A deliberate design choice: the system output embedding is not included in the cluster. Clusters consist only of the reference and its distortions; the output is always measured as an "out-of-sample point" to avoid circular bias. These distortion points concretize the "perceptually acceptable range of the target source" into a geometric region, providing a reference for PS/PM.

3. PS and PM: Decoupling leakage and distortion

With the manifold and clusters, MAPSS uses two independent scores to answer the two questions often conflated by traditional metrics.

PS (Perceptual Separation) answers "how much of other sources is leaked into the output." It compares the Mahalanobis distance from the output to two types of clusters:

\[\widehat{\text{PS}}_i^{(d)} = 1 - \frac{\hat{A}_i^{(d)}}{\hat{A}_i^{(d)} + \hat{B}_i^{(d)}} \in [0,1]\]

where \(\hat{A}_i^{(d)}\) is the distance to its own membership cluster, and \(\hat{B}_i^{(d)}\) is the distance to the nearest non-membership cluster. When \(\hat{A} \ll \hat{B}\), meaning the output stays close to the target and far from others, PS → 1, indicating clean separation. If the output is pulled closer by another source, \(\hat{B}\) decreases and PS drops, corresponding to increased leakage. It focuses on "relative membership" rather than absolute energy.

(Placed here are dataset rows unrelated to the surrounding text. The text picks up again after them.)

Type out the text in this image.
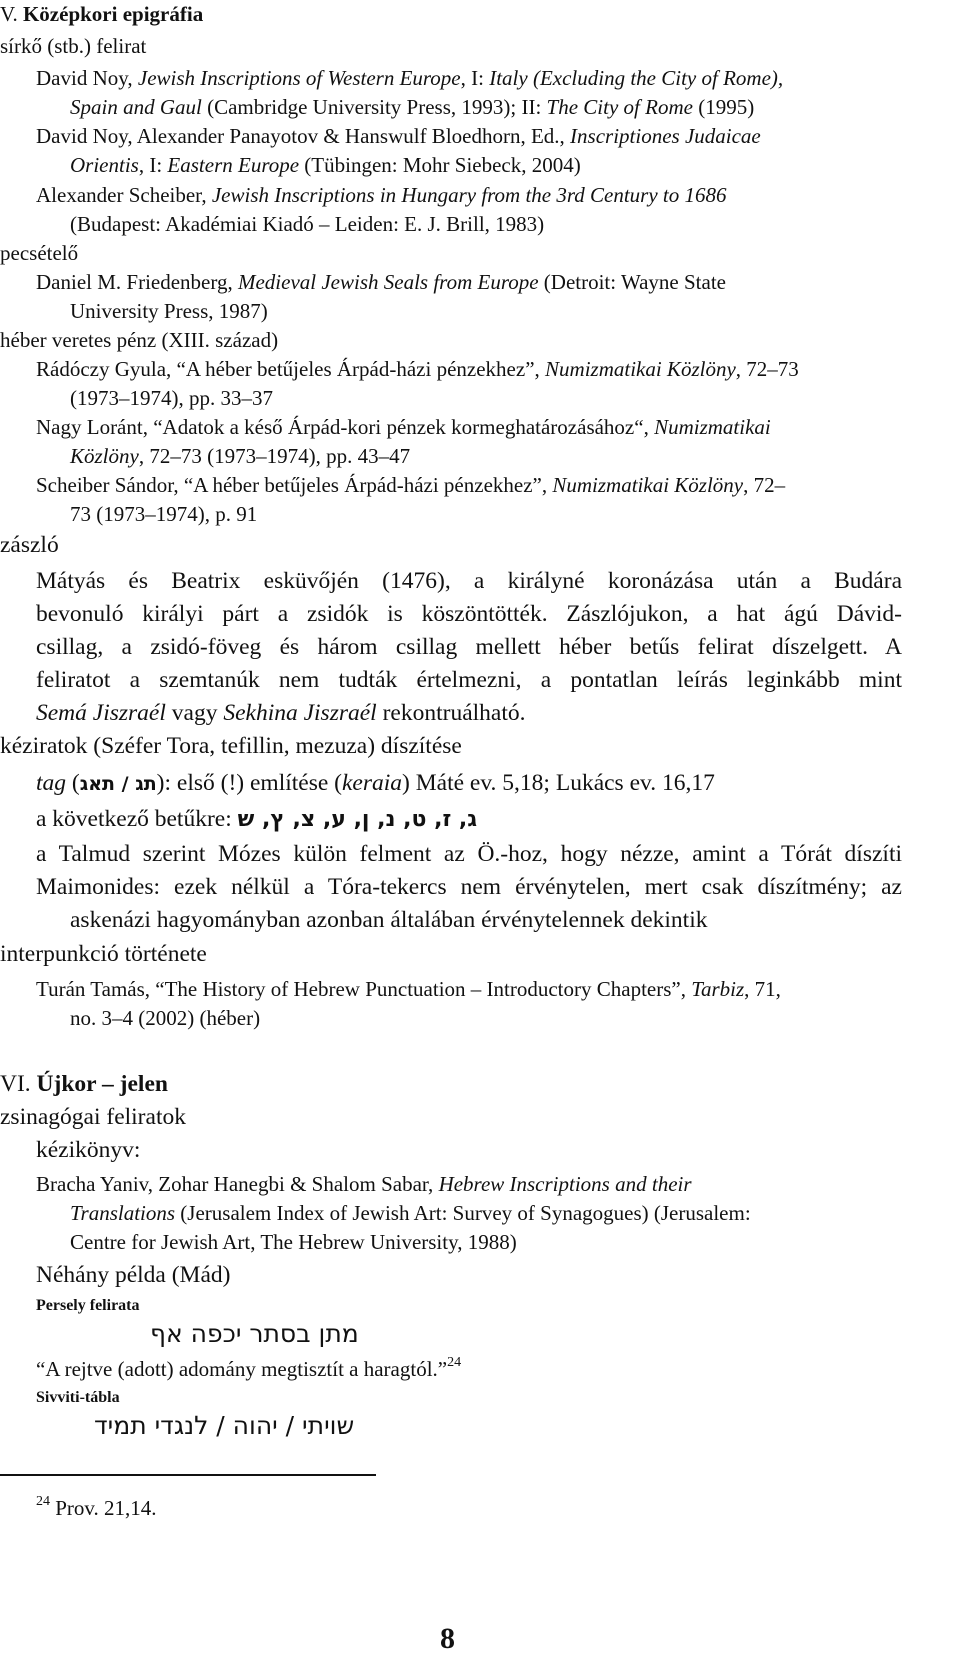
V. Középkori epigráfia
sírkő (stb.) felirat
David Noy, Jewish Inscriptions of Western Europe, I: Italy (Excluding the City of Rome),
Spain and Gaul (Cambridge University Press, 1993); II: The City of Rome (1995)
David Noy, Alexander Panayotov & Hanswulf Bloedhorn, Ed., Inscriptiones Judaicae
Orientis, I: Eastern Europe (Tübingen: Mohr Siebeck, 2004)
Alexander Scheiber, Jewish Inscriptions in Hungary from the 3rd Century to 1686
(Budapest: Akadémiai Kiadó – Leiden: E. J. Brill, 1983)
pecsételő
Daniel M. Friedenberg, Medieval Jewish Seals from Europe (Detroit: Wayne State
University Press, 1987)
héber veretes pénz (XIII. század)
Rádóczy Gyula, “A héber betűjeles Árpád-házi pénzekhez”, Numizmatikai Közlöny, 72–73
(1973–1974), pp. 33–37
Nagy Loránt, “Adatok a késő Árpád-kori pénzek kormeghatározásához“, Numizmatikai
Közlöny, 72–73 (1973–1974), pp. 43–47
Scheiber Sándor, “A héber betűjeles Árpád-házi pénzekhez”, Numizmatikai Közlöny, 72–
73 (1973–1974), p. 91
zászló
Mátyás és Beatrix esküvőjén (1476), a királyné koronázása után a Budára
bevonuló királyi párt a zsidók is köszöntötték. Zászlójukon, a hat ágú Dávid-
csillag, a zsidó-föveg és három csillag mellett héber betűs felirat díszelgett. A
feliratot a szemtanúk nem tudták értelmezni, a pontatlan leírás leginkább mint
Semá Jiszraél vagy Sekhina Jiszraél rekontruálható.
kéziratok (Széfer Tora, tefillin, mezuza) díszítése
tag (תג / תאג): első (!) említése (keraia) Máté ev. 5,18; Lukács ev. 16,17
a következő betűkre: ג, ז, ט, נ, ן, ע, צ, ץ, ש
a Talmud szerint Mózes külön felment az Ö.-hoz, hogy nézze, amint a Tórát díszíti
Maimonides: ezek nélkül a Tóra-tekercs nem érvénytelen, mert csak díszítmény; az
askenázi hagyományban azonban általában érvénytelennek dekintik
interpunkció története
Turán Tamás, “The History of Hebrew Punctuation – Introductory Chapters”, Tarbiz, 71,
no. 3–4 (2002) (héber)
VI. Újkor – jelen
zsinagógai feliratok
kézikönyv:
Bracha Yaniv, Zohar Hanegbi & Shalom Sabar, Hebrew Inscriptions and their
Translations (Jerusalem Index of Jewish Art: Survey of Synagogues) (Jerusalem:
Centre for Jewish Art, The Hebrew University, 1988)
Néhány példa (Mád)
Persely felirata
מתן בסתר יכפה אף
“A rejtve (adott) adomány megtisztít a haragtól.”$^{24}$
Sivviti-tábla
שויתי / יהוה / לנגדי תמיד
$^{24}$ Prov. 21,14.
8
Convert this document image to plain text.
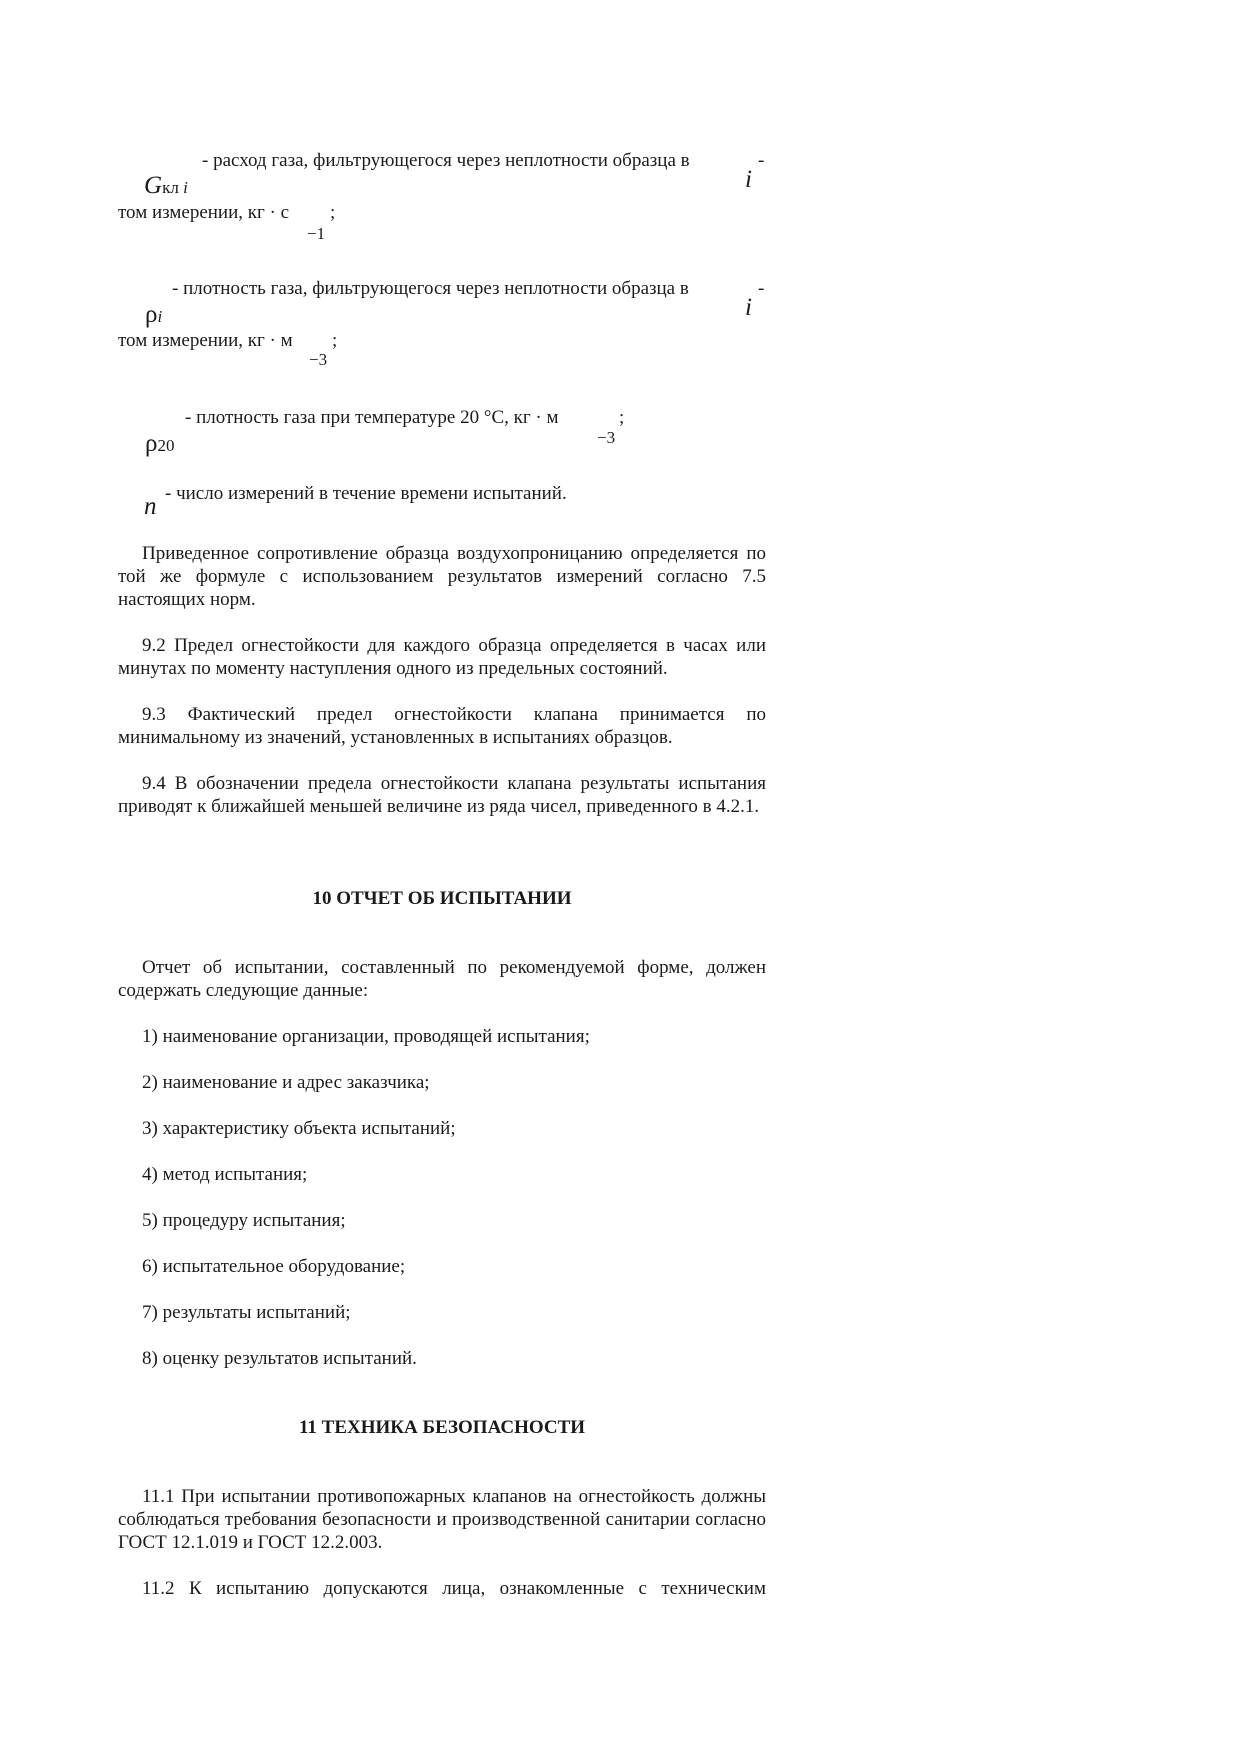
Gкл i
- расход газа, фильтрующегося через неплотности образца в
i
-
том измерении, кг · с
−1
;
ρi
- плотность газа, фильтрующегося через неплотности образца в
i
-
том измерении, кг · м
−3
;
ρ20
- плотность газа при температуре 20 °С, кг · м
−3
;
n - число измерений в течение времени испытаний.
Приведенное сопротивление образца воздухопроницанию определяется по той же формуле с использованием результатов измерений согласно 7.5 настоящих норм.
9.2 Предел огнестойкости для каждого образца определяется в часах или минутах по моменту наступления одного из предельных состояний.
9.3 Фактический предел огнестойкости клапана принимается по минимальному из значений, установленных в испытаниях образцов.
9.4 В обозначении предела огнестойкости клапана результаты испытания приводят к ближайшей меньшей величине из ряда чисел, приведенного в 4.2.1.
10 ОТЧЕТ ОБ ИСПЫТАНИИ
Отчет об испытании, составленный по рекомендуемой форме, должен содержать следующие данные:
1) наименование организации, проводящей испытания;
2) наименование и адрес заказчика;
3) характеристику объекта испытаний;
4) метод испытания;
5) процедуру испытания;
6) испытательное оборудование;
7) результаты испытаний;
8) оценку результатов испытаний.
11 ТЕХНИКА БЕЗОПАСНОСТИ
11.1 При испытании противопожарных клапанов на огнестойкость должны соблюдаться требования безопасности и производственной санитарии согласно ГОСТ 12.1.019 и ГОСТ 12.2.003.
11.2 К испытанию допускаются лица, ознакомленные с техническим
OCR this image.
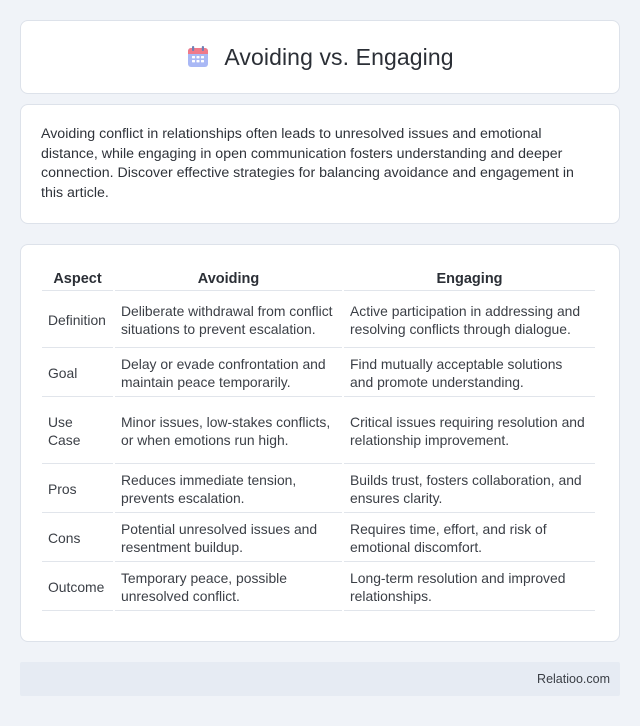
Avoiding vs. Engaging

Avoiding conflict in relationships often leads to unresolved issues and emotional distance, while engaging in open communication fosters understanding and deeper connection. Discover effective strategies for balancing avoidance and engagement in this article.

Aspect	Avoiding	Engaging
Definition	Deliberate withdrawal from conflict situations to prevent escalation.	Active participation in addressing and resolving conflicts through dialogue.
Goal	Delay or evade confrontation and maintain peace temporarily.	Find mutually acceptable solutions and promote understanding.
Use Case	Minor issues, low-stakes conflicts, or when emotions run high.	Critical issues requiring resolution and relationship improvement.
Pros	Reduces immediate tension, prevents escalation.	Builds trust, fosters collaboration, and ensures clarity.
Cons	Potential unresolved issues and resentment buildup.	Requires time, effort, and risk of emotional discomfort.
Outcome	Temporary peace, possible unresolved conflict.	Long-term resolution and improved relationships.
Relatioo.com
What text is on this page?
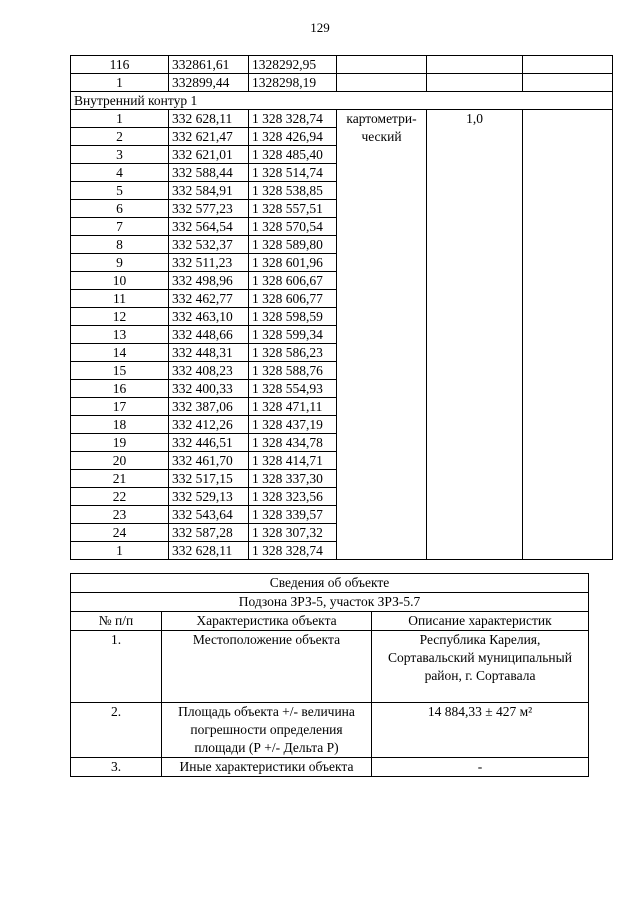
129
116	332861,61	1328292,95			
1	332899,44	1328298,19			
Внутренний контур 1					
1	332 628,11	1 328 328,74	картометри-ческий	1,0	
2	332 621,47	1 328 426,94			
3	332 621,01	1 328 485,40			
4	332 588,44	1 328 514,74			
5	332 584,91	1 328 538,85			
6	332 577,23	1 328 557,51			
7	332 564,54	1 328 570,54			
8	332 532,37	1 328 589,80			
9	332 511,23	1 328 601,96			
10	332 498,96	1 328 606,67			
11	332 462,77	1 328 606,77			
12	332 463,10	1 328 598,59			
13	332 448,66	1 328 599,34			
14	332 448,31	1 328 586,23			
15	332 408,23	1 328 588,76			
16	332 400,33	1 328 554,93			
17	332 387,06	1 328 471,11			
18	332 412,26	1 328 437,19			
19	332 446,51	1 328 434,78			
20	332 461,70	1 328 414,71			
21	332 517,15	1 328 337,30			
22	332 529,13	1 328 323,56			
23	332 543,64	1 328 339,57			
24	332 587,28	1 328 307,32			
1	332 628,11	1 328 328,74			
Сведения об объекте		
Подзона ЗРЗ-5, участок ЗРЗ-5.7		
№ п/п	Характеристика объекта	Описание характеристик
1.	Местоположение объекта	Республика Карелия, Сортавальский муниципальный район, г. Сортавала
2.	Площадь объекта +/- величина погрешности определения площади (Р +/- Дельта Р)	14 884,33 ± 427 м²
3.	Иные характеристики объекта	-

PM (Perceptual Match) answers "how much distortion the output has relative to the target source." It collects the distances from various distortion samples within the cluster to the reference, denoted as \(\hat{\mathcal{G}}_i^{(d)}\). After confirming via the KS test that these distances approximately follow a Gamma distribution, the Gamma parameters \(\hat{k}_i^{(d)}, \hat{\theta}_i^{(d)}\) are estimated using moment matching. Substituting the actual distance from the output to the reference into the Gamma tail probability yields:

\[\widehat{\text{PM}}_i^{(d)} = Q(\hat{k}_i^{(d)}, \hat{a}_i^{(d)} / \hat{\theta}_i^{(d)}) \in [0,1]\]

Intuitively, if the output falls within the "acceptable distortion" distribution, PM → 1. As the output deviates further from the reference into the distribution's tail, PM decreases. Modeling distortion as a probability distribution allows PM to tolerate reasonable perceptual fluctuations while punishing truly abnormal deviations.

4. Theoretical Error Guarantees: Provable error radii

Since the manifold dimension \(d\) is a finite truncation, PS/PM inevitably deviate from the theoretical true values. Based on Schur complement decomposition, the paper derives a deterministic frame-level error radius. For example, for PS:

\[|\text{PS}_i - \text{PS}_i^{(d)}| \leq \frac{B_i^{(d)} |\delta_{i,i}| + A_i^{(d)} |\delta_{i,j^*}|}{(A_i^{(d)} + B_i^{(d)})^2}\]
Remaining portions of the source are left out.